Flying With Five Dollar Frank in the New River Gorge
By Ashley Thomas The New River Gorge Bridge is an amazing structure. It's impressive from any angle, but one man had a bird’s eye view of it for a lot of years and shared it with anyone willing to hop in his plane. Yes, I'm talking about Frank Thomas, known to most in these parts simply as “Five Dollar Frank.”
Frank’s moniker came from the $5 airplane rides he offered from the Fayette Airport for over 60 years. His passion for flying was unequaled, and it was rumored he had more logged flight hours than any pilot in the US. This isn’t hard to believe, as Frank was always up flying before the sun and he flew until he almost couldn't see to land.
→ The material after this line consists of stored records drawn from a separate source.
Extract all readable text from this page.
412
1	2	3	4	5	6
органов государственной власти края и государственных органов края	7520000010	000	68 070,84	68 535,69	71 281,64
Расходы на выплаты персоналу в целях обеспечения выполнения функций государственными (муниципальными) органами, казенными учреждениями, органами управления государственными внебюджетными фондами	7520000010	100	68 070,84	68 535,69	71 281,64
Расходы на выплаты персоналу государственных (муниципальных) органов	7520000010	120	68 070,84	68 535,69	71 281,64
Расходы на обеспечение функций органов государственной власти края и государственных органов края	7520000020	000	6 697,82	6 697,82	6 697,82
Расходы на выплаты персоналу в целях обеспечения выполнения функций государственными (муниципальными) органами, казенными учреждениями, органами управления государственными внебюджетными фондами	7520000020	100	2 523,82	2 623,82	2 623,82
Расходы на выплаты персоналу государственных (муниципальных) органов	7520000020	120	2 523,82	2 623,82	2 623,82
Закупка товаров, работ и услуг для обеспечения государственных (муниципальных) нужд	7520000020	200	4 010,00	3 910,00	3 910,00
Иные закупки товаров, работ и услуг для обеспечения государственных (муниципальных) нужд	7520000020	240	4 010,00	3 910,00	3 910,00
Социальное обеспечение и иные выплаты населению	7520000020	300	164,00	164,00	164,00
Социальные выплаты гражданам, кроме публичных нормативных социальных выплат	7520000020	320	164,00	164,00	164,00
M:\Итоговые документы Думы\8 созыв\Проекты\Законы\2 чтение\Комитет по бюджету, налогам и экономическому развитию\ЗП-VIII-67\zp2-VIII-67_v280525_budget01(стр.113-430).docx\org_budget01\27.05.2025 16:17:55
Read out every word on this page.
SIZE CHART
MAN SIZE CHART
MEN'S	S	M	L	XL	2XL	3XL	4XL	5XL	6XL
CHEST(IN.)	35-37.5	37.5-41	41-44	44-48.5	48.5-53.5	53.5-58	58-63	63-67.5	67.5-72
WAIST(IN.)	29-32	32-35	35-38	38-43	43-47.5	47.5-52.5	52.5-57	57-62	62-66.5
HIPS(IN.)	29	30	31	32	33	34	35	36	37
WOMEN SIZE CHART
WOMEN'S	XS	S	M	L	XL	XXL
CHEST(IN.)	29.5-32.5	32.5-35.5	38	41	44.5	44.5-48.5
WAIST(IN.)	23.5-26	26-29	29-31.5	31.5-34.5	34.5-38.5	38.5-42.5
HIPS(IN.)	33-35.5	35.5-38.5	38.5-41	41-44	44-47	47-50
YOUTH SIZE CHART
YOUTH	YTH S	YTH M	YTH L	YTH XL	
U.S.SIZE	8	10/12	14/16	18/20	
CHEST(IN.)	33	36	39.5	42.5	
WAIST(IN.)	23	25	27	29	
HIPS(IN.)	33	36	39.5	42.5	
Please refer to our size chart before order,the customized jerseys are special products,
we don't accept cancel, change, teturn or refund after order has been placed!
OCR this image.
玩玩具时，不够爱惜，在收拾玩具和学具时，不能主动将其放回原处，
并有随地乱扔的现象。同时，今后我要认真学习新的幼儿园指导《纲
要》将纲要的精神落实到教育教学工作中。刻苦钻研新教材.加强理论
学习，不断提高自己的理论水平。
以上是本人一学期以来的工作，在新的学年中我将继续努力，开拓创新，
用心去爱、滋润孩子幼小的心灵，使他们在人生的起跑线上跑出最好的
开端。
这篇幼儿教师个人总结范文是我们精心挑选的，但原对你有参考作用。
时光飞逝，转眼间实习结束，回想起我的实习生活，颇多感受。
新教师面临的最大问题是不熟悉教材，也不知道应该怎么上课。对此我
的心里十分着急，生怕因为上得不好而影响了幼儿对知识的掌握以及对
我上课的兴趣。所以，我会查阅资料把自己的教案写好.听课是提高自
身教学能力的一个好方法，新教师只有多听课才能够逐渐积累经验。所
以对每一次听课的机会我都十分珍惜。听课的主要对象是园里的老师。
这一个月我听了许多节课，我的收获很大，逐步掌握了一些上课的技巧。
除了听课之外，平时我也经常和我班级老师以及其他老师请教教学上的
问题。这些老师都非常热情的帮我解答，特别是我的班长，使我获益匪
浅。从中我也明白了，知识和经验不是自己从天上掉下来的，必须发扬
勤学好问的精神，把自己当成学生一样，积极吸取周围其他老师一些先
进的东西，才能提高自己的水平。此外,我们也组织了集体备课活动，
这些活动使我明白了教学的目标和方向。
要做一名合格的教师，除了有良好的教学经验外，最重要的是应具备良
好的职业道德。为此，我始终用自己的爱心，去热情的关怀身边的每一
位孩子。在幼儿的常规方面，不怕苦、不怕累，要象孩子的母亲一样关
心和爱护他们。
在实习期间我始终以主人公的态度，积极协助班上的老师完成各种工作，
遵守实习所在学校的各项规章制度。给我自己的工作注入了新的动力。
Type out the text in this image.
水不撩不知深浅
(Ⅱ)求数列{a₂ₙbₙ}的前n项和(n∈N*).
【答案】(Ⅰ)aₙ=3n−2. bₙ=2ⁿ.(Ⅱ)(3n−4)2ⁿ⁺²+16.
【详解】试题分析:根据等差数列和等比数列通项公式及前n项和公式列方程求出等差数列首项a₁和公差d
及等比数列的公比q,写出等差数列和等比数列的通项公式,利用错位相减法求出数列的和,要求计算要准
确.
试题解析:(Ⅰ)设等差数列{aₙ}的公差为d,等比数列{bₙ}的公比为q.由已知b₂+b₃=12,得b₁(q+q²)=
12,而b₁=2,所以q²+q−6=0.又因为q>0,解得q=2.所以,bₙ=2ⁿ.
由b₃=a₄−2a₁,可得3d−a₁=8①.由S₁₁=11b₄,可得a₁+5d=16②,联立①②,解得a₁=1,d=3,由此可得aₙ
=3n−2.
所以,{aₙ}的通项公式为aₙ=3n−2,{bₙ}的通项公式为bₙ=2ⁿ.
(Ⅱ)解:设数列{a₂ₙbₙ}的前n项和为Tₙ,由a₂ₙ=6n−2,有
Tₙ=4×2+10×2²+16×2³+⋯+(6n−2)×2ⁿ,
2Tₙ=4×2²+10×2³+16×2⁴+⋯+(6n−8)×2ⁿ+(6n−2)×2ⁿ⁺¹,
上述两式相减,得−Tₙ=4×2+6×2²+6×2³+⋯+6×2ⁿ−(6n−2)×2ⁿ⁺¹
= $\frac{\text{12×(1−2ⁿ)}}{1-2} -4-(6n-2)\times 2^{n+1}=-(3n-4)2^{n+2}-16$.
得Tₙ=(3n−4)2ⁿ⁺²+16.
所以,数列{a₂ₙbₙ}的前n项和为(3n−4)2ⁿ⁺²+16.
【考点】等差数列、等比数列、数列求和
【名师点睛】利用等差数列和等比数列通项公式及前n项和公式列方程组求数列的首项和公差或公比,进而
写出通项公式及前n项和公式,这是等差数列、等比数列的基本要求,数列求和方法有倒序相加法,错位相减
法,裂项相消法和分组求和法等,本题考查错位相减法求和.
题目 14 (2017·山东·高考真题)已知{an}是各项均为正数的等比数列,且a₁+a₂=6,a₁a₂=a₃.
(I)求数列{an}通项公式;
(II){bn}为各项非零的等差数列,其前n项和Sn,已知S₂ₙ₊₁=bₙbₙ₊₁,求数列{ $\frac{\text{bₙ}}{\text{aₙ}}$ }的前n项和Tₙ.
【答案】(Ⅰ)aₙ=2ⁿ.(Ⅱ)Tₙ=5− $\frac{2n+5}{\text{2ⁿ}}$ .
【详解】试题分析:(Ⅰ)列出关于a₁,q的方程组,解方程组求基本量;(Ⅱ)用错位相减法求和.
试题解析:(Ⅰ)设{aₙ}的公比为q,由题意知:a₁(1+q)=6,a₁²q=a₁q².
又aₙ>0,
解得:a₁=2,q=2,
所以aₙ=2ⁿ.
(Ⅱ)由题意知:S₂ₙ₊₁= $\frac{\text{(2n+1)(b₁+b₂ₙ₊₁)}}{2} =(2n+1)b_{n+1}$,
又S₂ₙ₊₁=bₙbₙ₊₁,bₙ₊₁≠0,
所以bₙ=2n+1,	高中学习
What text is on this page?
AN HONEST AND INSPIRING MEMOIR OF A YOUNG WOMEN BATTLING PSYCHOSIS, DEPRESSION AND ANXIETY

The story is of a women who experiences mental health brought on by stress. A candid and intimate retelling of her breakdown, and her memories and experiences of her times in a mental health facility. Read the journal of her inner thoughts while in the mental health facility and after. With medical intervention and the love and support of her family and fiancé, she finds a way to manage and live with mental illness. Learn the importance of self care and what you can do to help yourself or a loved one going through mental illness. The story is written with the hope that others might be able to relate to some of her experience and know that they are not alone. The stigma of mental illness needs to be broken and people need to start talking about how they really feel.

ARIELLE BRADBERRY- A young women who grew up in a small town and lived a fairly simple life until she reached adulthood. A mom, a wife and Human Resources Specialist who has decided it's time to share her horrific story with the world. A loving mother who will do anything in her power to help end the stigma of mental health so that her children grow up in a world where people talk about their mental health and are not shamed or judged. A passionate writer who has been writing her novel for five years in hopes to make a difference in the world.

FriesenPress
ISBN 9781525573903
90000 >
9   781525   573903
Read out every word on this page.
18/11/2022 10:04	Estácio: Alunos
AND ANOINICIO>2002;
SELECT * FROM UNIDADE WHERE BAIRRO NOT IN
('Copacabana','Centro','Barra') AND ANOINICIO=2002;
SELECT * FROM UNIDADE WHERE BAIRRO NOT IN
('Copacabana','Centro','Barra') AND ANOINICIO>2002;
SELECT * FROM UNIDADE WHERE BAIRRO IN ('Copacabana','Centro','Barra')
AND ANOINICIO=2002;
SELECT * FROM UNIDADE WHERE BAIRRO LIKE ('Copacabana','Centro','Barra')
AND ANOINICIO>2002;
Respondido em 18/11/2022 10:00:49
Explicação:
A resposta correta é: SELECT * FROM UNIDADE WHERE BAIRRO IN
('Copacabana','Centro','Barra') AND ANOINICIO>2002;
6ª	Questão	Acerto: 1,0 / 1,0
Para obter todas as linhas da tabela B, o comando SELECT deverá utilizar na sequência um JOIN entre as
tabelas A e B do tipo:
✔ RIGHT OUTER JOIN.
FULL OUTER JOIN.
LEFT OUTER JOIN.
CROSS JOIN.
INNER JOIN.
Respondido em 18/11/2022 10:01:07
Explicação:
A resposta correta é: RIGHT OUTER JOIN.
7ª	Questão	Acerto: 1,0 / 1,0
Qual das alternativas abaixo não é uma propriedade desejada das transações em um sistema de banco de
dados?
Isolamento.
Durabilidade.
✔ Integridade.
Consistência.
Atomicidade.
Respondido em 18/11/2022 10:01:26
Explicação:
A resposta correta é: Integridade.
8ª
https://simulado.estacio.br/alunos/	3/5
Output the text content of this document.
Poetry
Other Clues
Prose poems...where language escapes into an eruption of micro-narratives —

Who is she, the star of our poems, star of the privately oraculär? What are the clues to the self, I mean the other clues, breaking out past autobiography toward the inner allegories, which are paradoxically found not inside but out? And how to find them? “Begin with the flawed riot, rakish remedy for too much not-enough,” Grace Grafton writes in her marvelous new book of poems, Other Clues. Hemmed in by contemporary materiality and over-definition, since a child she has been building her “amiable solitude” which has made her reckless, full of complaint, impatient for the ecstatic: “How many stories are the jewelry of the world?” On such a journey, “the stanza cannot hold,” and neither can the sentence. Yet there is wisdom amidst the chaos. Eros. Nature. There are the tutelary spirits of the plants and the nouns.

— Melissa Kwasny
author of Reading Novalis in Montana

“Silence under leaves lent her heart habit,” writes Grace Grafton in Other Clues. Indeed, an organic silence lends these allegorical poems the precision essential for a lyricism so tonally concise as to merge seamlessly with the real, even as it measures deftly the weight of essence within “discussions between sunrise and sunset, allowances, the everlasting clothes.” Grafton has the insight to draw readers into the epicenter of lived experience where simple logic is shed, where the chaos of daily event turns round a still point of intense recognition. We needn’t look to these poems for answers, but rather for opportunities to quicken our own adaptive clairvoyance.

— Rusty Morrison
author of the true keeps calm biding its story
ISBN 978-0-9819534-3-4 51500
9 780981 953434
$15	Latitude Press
It’s hard to imagine just how many people took his 15-minute flight over the New River Gorge, but a quick, modest calculation says it’s probably well over 200,000. He even taught over 1,000 people to fly. I got to fly with him more than 20 times.
Just Being Frank
If you never got the chance to fly with Frank, you missed one of the most enjoyable (and at times scary), trips you could take in a Cessna 172. Even into his 70's, Frank was a true entertainer. Extremely well-versed in the classic poets, he would occasionally recite their works during the flight. He even wrote a couple poetry books himself.
You could tell from the look of Frank’s hangar that he was a practical joker. It was adorned with a makeshift coffin with a rubber snake inside and car horn attached to the lid that would sound off when opened. This was just to get your heart ready for the flight you were about to take. There was also what appeared to be an electric chair in the hangar as well. All of this was part of his show.
Once you were in the air, Frank knew he had you. From tapping on the gas gauge to pretending he could hear the plane making weird sounds, you never knew what Frank was going to do next. He had a mischievous side but was so serious when he was pulling your leg, you never knew if he was joking or not.
I remember once telling him I wanted to get a better look at the rapids. He was quick to oblige by turning the plane directly up on its side so my view was directly at the river. This wouldn't have been terribly bad if my door hadn't flown open in the process and left me hanging in the seat looking 1,500 feet straight down at the water. “Was that a good enough view for ya”, he asked as I was hanging on for dear life. I could still see a slight smile on his face when we finally landed and I shakily left the plane.
Frank spent most of his life in a plane. He took great pleasure in showing people the beauty of the Gorge and the wonder of the Bridge from high up above. And he did it just because he loved it. Frank Thomas was just like the New River Gorge Bridge: one of a kind.
What’s your Five Dollar Frank story?